Suffix variants (p, s2, ps2) annotate re-mounted recordings on the same channel number and are kept as distinct cells (with distinct cell_ids). Their trial struct is identical to the plain-channel files in the same session; only the spike-time history differs.

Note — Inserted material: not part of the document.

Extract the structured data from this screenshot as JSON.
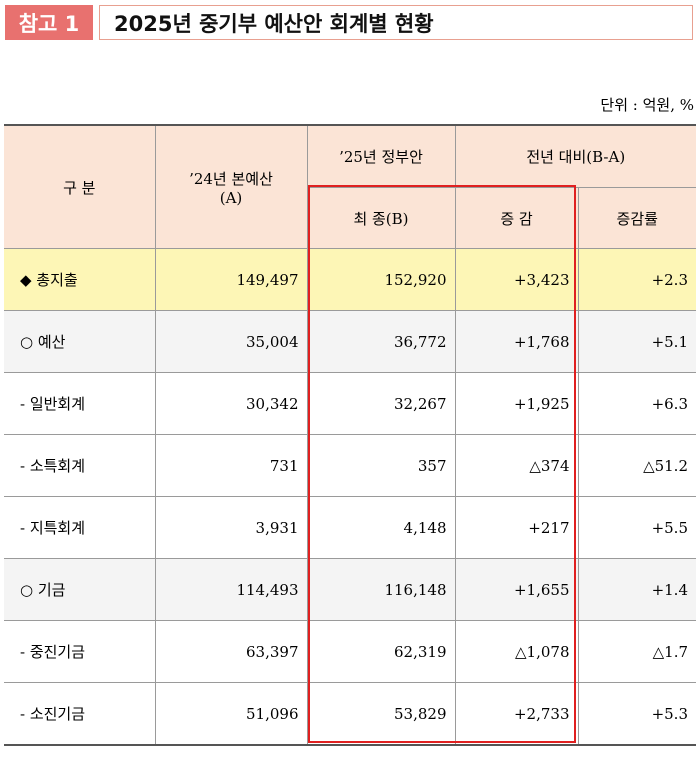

Bandwidth cap. Both stim classes are resampled to 16 kHz and mel-filtered with fmax=8 000 to match the paper’s 50–8000 Hz cochleagram baseline. The mVocs source actually contains content up to ~20 kHz (squirrel monkey audible range is well above 20 kHz), so users wanting the full band can override audio_fs= and fmax= — but cross-mode concatenation will then refuse (different F/bandwidth between TIMIT and mVocs).
8 sessions lack a top-level *_TRIALINFO.mat file. We always read the trial struct embedded in each channel’s MUspk file instead — they’re identical across channels within a session, so this is a no-op for the well-formed sessions and a fallback for the rest.
Bad sessions flagged in sessions_metadata.yml are absent from the Zenodo upload (verified at load time). The Downer2025Dataset constructor honours the flag defensively anyway.